Some brave soul took screenshots from end of match screens from people for over a month this summer. Over 18,000 unique names from his data.

So slightly more than 4,000.


Damn, kudos to that guy!

But seriously, divide that by timezones? I mean that still is a small ass sample size, and that was taken in summer for the peak population...

#82 Asyres

    Member

  • PipPipPipPipPipPip
  • 433 posts

Posted 25 September 2014 - 01:54 PM

View PostDahnyol, on 25 September 2014 - 01:49 PM, said:

Damn, kudos to that guy!

But seriously, divide that by timezones? I mean that still is a small ass sample size, and that was taken in summer for the peak population...


It's probably safe to assume that you shouldn't divide by timezones, since it's unlikely that a given player would play around the clock.

#83 EgoSlayer

    Member

  • PipPipPipPipPipPipPipPip
  • Wrath
  • Wrath
  • 1,909 posts
  • Location[REDACTED]

Posted 25 September 2014 - 09:23 PM

View PostJorgandr, on 25 September 2014 - 10:32 AM, said:


Perhaps we are talking about completely different things. "Personal" failure has nothing to do with anything as far as I'm concerned, and as relates to MM. In a match with 12 vs 12, a single mech (me) is not going to make or break the game, and the chances of myself being placed on a team of nothing but new players while the other team has nothing but vets is so small that it should not even be considered.

Anyway, my personal complaint with matchmaker is that it attempts to match things based on completely arbitrary values, and is not the least bit transparent to us, the players. It also makes no attempt to take variables into account which are very quantifiable (# of ECM on each team for instance).

In my opinion, there is no way that the ELO system is accurate given the above. And in my personal experience, the MM system seems to throw people at each other randomly at best, while trying to respect the 3/3/3/3 system. I see just as many (C)'s on my screen as I do people I've watched in 12v12 team games on twitch/youtube. Clearly we can't ALL be at the same skill level.

Dunning Kruger is what Bilbo is talking about:
http://en.wikipedia....93Kruger_effect

And you're wrong that your one mech out of 12 doesn't make or break the game. in the simplest terms, you are 8.33% of the fighting force. Likewise each person on the opposing team is 8.33% of the fighting force. The team with the most players that meet or exceed that percentage is the team that wins. And that's how elo works in team games, if one player is consistently 15% relative to the rest of the team/opponents being 8% that person will win more. Not just one match, but over dozens or hundreds the law of large numbers applies.

So couple Dunning Kruger with a long set of matches required for normalization and a lot of people think elo doesn't work. But it does, the math is decades old proven. And it's been used for decades for rating things like FIFA, NFL, NCAA football and basketball teams, etc.

Edited by EgoSlayer, 25 September 2014 - 09:25 PM.


#84 Ghogiel

    Member

  • PipPipPipPipPipPipPipPipPipPip
  • CS 2021 Gold Champ
  • CS 2021 Gold Champ
  • 6,852 posts

Posted 25 September 2014 - 11:45 PM

Well there is something to be said to in regards to dimishing returns for carrying harder in the PUG queque.
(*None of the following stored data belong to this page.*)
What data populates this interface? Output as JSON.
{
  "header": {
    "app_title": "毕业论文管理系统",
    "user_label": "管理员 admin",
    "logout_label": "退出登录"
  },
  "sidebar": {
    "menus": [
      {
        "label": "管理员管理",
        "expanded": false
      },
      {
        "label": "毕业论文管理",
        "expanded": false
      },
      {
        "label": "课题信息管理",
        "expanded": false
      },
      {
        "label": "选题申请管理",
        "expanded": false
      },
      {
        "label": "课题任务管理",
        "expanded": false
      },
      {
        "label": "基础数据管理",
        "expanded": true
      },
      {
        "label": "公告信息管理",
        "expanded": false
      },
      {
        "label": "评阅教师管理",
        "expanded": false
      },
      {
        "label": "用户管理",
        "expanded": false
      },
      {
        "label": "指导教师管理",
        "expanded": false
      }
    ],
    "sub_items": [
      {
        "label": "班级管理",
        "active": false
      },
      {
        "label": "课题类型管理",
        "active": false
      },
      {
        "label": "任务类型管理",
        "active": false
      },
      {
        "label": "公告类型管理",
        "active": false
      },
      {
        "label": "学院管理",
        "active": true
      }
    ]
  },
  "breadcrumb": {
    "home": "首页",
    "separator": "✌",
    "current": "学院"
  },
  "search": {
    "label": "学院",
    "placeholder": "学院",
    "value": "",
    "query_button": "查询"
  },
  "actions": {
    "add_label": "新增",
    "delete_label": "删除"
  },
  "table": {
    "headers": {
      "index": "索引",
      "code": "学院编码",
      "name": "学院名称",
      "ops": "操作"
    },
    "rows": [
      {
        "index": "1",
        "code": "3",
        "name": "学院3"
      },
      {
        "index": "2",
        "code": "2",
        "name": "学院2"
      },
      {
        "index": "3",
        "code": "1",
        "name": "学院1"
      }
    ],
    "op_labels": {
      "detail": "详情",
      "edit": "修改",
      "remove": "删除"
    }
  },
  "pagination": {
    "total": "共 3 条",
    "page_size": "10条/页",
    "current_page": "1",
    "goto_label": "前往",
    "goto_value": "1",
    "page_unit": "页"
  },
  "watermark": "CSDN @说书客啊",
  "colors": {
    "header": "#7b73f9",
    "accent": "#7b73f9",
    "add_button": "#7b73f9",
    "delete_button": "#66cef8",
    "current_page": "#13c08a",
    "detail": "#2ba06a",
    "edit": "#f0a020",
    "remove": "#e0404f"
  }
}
Though the info is incomplete because we don't know everyone who has maxed Elo. But those that have been known to have maxed Elo or near maxed Elo have all played in groups. A lot. I really wonder if a player who has never played in groups has gotten near max Elo, cos getting to max seems pretty easy to me when it's not uncommon to finish a 5-6hr session with 1-2 losses. Maybe even a clean sheet. I doubt anyone is doing that in PUGs..

Edited by Ghogiel, 25 September 2014 - 11:45 PM.


#85 MischiefSC

    Member

  • PipPipPipPipPipPipPipPipPipPipPipPip
  • The Benefactor
  • The Benefactor
  • 16,697 posts

Posted 26 September 2014 - 12:56 AM

View PostJoseph Mallan, on 25 September 2014 - 09:42 AM, said:

Elo also cannot predict the impact Attrition will have on a Match.

Team A stays together, Team B has 2-3 Leroy's. They run into the enemy and you are now down 3... HOW do you recover? Your answer determines how good Elo is.


What's funny is that Elo works best for people like you, Joe.

Those 2-3 Leroys either do that all the time, in which case Team B has a lower Elo than Team A - that means the Matchmaker knew those 2-3 idiots were sandbaggers and doesn't reduce team Bs Elo for losing. It's like getting assigned 2-3 fuckups to your squad; you're either going to carry for them or you're going to just go into it expecting to win without them. Elo is like a competent CO; he knows who the fuckups are and he assigns them to squads who can carry them or, privately, realizes that he has to put them somewhere while they either get them demoted into some place they can't do harm or, well, if it's the Army get them promoted into a position matching their incompetence :P.

So while he stuck them with your squad he's not going to come down as hard on you guys because you're slow to get your tasks done since end of the day it's like you're 3 men short. He's got to stick them somewhere however.

Conversely Elo is *designed* to constantly put you against challenges it thinks you're not going to win. Why? To give you a chance to win against the odds and prove it wrong. That is how your Elo improves, Joe. When it gives you the 3 Leroys and you still pull it out you don't just get to pat yourself on the back, Elo strokes it's beard and says "Huh. No ****. Good job boys, here's some more Elo for you. You now get to play with/against a better caliber of people."

Elo shines for people like you Joe. Yeah, sometimes it stacks the odds in your favor - you're the challenge for someone else to overcome. Sometimes it stacks them against you so it can see if you beat the odds. It's not about making things balanced though so much as maintaining a consistent level of challenge you're forced to overcome.

#86 Jorgandr

    Member

  • PipPipPip
  • 93 posts

Posted 26 September 2014 - 03:39 AM

View PostEgoSlayer, on 25 September 2014 - 09:23 PM, said:

Dunning Kruger is what Bilbo is talking about:
http://en.wikipedia....93Kruger_effect

And you're wrong that your one mech out of 12 doesn't make or break the game. in the simplest terms, you are 8.33% of the fighting force. Likewise each person on the opposing team is 8.33% of the fighting force. The team with the most players that meet or exceed that percentage is the team that wins. And that's how elo works in team games, if one player is consistently 15% relative to the rest of the team/opponents being 8% that person will win more. Not just one match, but over dozens or hundreds the law of large numbers applies.

So couple Dunning Kruger with a long set of matches required for normalization and a lot of people think elo doesn't work. But it does, the math is decades old proven. And it's been used for decades for rating things like FIFA, NFL, NCAA football and basketball teams, etc.


I am well aware of that. FIFA, NFL, NCAA, etc are all set teams that do not change from game to game. Players may be swapped now and then, but by and large the team as a whole stays the same. The variables in play are pretty much static. Works great in this situation.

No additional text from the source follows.